SecurityFebruary 1, 2025·6 min read

What is End-to-End Encryption in Email? A Plain-English Guide

You've heard the term, but what does end-to-end encryption in email actually mean? We explain exactly how it works, why it matters, and why most popular email services don't offer it.

End-to-end encryption is one of the most important security concepts in modern digital communication — and one of the most misunderstood. This guide explains exactly what it means, how it works, and why you should care deeply about whether your email provider offers it.

The Simple Explanation

Imagine you write a letter, seal it in an envelope, and hand it to a courier. With ordinary email, the courier can open your envelope, read the letter, make a copy, and re-seal it before delivering it — and you would never know. With end-to-end encryption, your letter is written in a code that only you and the intended recipient can decode. The courier physically cannot read it.

That is end-to-end encryption. The "ends" are your device and your recipient's device. Between those two endpoints, the message is unreadable to everyone — including the email provider that carries it.

How It Actually Works

End-to-end encryption in email uses a system called public-key cryptography. Here is how it works:

  1. Every user has two mathematically linked keys: a public key (shared openly) and a private key (never shared).
  2. When you send an email to someone, your client encrypts it using their public key.
  3. The encrypted message travels across the internet in an unreadable form.
  4. When it arrives, only the recipient's private key — which only they hold — can decrypt and read it.

Even if an attacker intercepts the message in transit, or if the email provider's servers are compromised, the encrypted content remains unreadable without the private key.

Why Most Email Services Don't Truly Offer It

Gmail, Outlook, and most mainstream email services advertise that they encrypt your data — but this is not the same as end-to-end encryption. What they actually offer is called "encryption in transit" or "encryption at rest," which means:

  • Your emails are encrypted while travelling between servers.
  • Your emails are stored in an encrypted format on the server.
  • But the email provider holds the encryption keys — meaning they can decrypt and read your emails whenever they choose to.

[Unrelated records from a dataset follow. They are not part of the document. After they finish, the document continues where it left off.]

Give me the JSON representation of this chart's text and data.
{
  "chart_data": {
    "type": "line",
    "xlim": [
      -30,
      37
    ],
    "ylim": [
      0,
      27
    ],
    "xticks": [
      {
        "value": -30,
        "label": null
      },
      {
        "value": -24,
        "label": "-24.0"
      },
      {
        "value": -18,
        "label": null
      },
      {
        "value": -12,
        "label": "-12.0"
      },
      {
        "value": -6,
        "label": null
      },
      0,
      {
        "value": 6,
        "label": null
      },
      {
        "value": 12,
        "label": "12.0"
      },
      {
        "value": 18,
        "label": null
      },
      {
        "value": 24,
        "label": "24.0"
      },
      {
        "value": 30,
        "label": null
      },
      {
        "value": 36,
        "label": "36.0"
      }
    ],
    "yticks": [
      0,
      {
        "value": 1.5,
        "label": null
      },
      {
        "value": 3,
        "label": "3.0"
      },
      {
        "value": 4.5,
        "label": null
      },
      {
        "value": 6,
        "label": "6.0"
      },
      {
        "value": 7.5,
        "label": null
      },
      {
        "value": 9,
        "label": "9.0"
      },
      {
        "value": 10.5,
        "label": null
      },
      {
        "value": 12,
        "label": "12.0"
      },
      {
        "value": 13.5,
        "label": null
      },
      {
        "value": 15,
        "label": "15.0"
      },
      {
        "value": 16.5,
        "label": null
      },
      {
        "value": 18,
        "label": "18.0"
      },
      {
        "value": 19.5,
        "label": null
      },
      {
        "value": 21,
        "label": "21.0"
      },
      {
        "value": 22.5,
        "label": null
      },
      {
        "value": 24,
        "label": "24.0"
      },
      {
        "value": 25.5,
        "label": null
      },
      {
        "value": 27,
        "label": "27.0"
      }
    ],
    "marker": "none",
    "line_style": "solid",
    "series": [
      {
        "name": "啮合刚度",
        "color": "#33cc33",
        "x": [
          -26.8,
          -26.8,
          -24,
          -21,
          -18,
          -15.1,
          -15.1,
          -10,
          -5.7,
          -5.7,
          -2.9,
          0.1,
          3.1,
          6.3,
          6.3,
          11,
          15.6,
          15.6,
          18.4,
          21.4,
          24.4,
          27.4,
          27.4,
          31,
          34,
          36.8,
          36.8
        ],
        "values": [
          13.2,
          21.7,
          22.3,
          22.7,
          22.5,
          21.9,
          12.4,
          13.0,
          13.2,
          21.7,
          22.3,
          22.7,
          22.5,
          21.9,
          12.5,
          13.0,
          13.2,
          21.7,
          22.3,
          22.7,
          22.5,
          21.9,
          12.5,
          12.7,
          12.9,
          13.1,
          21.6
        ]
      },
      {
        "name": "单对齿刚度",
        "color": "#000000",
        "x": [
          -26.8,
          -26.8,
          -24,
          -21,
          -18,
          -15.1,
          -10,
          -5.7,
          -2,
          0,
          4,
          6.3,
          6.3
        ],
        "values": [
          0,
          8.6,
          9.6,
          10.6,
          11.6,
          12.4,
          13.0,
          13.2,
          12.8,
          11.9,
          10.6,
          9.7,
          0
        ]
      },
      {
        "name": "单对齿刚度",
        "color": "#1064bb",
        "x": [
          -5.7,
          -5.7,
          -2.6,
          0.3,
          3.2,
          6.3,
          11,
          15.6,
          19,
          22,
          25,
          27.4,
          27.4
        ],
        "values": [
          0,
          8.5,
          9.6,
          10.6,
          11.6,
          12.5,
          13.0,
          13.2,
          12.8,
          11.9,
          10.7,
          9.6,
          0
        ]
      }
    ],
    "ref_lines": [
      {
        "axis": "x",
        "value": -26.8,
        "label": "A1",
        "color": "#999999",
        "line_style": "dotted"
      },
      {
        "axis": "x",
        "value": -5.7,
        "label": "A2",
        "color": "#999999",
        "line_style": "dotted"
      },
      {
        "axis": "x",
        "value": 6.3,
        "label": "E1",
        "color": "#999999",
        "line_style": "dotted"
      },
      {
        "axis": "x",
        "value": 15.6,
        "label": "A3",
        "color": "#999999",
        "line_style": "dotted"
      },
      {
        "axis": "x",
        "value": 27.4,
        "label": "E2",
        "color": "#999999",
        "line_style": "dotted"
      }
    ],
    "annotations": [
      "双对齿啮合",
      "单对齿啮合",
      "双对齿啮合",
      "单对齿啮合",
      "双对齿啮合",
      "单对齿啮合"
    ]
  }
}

This is why Google can scan the content of Gmail messages to power features like Smart Compose, and why law enforcement can subpoena Google to obtain the content of your inbox. The encryption protects against external hackers — not against the service provider itself.

End-to-End Encryption in Practice on Sendora

Sendora implements end-to-end encryption so that messages between Sendora users are encrypted with keys that we never hold. This means:

  • We cannot read the content of your encrypted messages.
  • If a third party were to subpoena us for the content of an encrypted message, we would be structurally unable to provide it.
  • Your email content is protected even in the event of a server-side breach.

The Limitation You Should Know

Full end-to-end encryption works most effectively when both the sender and recipient use the same secure email platform. When you send an email to a Gmail user, that email must leave the encrypted Sendora environment and enter Gmail's servers — at which point Gmail's standard terms apply.

This is a fundamental limitation of the current email ecosystem, not a failing of any specific provider. For communications where maximum privacy is essential, we recommend both parties using Sendora accounts.

Should You Care?

If you use email for anything that matters — personal finances, health information, legal matters, business communications, or private correspondence — the answer is an unambiguous yes. End-to-end encryption is not a technical nicety. It is the difference between a communication that is truly private and one that is accessible to your email provider, their employees, their advertisers, and any government authority that asks.

Your privacy is worth protecting. Choose an email service that treats it as such.